Revolta. Em 1935, o partido se envolveu nos levantes dos militares de Natal, Recife e do Rio, este liderado por Luís Carlos Prestes. “Foram três movimentos que se diferenciaram bastante”, diz a historiadora Marly Vianna. “O do Rio, em 27 de novembro, quando os outros dois já estavam derrotados, foi um má avaliação de Prestes.” Com o fracasso do movimento, Prestes foi preso - ele seria anistiado em 1945.

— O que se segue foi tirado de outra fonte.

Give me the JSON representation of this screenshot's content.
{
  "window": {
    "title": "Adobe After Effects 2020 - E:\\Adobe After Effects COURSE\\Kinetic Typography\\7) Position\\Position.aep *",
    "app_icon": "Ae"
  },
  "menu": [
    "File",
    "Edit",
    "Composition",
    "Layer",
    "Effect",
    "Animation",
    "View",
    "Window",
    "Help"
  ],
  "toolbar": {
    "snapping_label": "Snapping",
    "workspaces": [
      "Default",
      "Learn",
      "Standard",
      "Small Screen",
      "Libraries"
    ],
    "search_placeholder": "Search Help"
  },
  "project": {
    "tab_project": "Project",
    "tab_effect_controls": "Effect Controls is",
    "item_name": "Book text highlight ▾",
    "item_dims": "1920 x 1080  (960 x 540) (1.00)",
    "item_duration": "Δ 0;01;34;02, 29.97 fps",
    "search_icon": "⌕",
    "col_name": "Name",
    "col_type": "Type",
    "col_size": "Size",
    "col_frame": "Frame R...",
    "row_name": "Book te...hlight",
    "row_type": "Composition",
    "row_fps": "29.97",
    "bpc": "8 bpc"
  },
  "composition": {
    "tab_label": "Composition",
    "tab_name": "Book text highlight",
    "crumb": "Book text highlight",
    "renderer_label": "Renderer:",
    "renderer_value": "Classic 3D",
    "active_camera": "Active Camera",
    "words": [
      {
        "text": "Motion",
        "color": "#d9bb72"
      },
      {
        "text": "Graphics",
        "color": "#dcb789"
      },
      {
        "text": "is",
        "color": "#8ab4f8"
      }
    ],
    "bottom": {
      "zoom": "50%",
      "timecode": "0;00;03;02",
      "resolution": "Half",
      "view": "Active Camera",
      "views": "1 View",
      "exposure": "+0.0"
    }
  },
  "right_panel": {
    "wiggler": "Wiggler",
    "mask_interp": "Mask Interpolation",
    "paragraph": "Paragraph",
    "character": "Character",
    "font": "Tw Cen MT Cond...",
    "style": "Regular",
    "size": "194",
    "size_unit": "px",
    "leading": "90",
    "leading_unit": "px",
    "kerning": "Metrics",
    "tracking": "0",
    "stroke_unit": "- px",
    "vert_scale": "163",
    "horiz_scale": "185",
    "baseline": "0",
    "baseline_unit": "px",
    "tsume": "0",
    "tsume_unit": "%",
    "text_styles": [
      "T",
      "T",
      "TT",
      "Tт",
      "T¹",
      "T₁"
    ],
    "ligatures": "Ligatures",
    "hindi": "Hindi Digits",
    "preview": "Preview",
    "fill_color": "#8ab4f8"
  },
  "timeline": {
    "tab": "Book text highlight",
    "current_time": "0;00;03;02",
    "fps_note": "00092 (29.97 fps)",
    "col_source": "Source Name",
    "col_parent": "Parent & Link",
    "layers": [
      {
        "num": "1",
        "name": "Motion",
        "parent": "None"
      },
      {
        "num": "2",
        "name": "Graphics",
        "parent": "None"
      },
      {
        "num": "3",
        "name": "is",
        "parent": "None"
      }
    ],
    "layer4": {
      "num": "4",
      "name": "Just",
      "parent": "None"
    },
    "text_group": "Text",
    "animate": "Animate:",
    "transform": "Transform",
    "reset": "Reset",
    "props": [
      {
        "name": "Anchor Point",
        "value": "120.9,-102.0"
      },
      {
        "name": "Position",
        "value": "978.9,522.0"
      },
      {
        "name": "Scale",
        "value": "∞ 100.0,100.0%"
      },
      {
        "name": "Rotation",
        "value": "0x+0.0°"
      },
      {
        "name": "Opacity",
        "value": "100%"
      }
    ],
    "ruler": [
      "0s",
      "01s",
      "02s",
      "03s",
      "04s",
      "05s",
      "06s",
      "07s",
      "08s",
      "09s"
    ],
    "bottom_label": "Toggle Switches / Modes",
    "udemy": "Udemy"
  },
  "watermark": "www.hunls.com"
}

Eleito senador, Prestes foi cassado em 1948. Era a volta à ilegalidade. Após o golpe de 1964, o PCB perdeu dirigentes como Carlos Marighella, que defendiam a luta armada contra o regime. O partido se concentrou na construção do MDB. Entre 1974 e 1975, a repressão matou 14 dirigentes do partido no País. O partido, porém, não acabou. Após a anistia, em 1979, a legenda rachou de novo. A Carta aos Comunistas, lançada por Prestes, então secretário-geral do PCB, em 1980, pregava uma guinada à esquerda no Partidão. Isolado, o velho dirigente saiu da legenda.

Encerrada a ditadura, em 1985, o PCB foi legalizado e disputou a eleição presidencial de 1989, a primeira em que ele concorria com candidato próprio - Freire - desde 1945.

O quadro, porém, lhe era desfavorável. Perdera a liderança mais carismática (Prestes), era acossado pelo PT, que crescia nos movimentos sindical e popular, e enfrentava a crise do socialismo real. Um ponto dramático foi a queda do Muro de Berlim, no meio da campanha eleitoral. “O Muro de Berlim caiu na cabeça do PCB no Brasil. Porque o PCB desde 1922 foi alinhado, para o bem e para o mal, ao Partido Comunista da União Soviética o tempo todo. E o Muro de Berlim cai às vésperas da eleição. E aí começa a divergência (com Freire)”, diz Pinheiro. Para ele, a URSS “já vinha em um processo de degeneração ideológica”. “Sobretudo com o fim da participação popular na construção do socialismo.”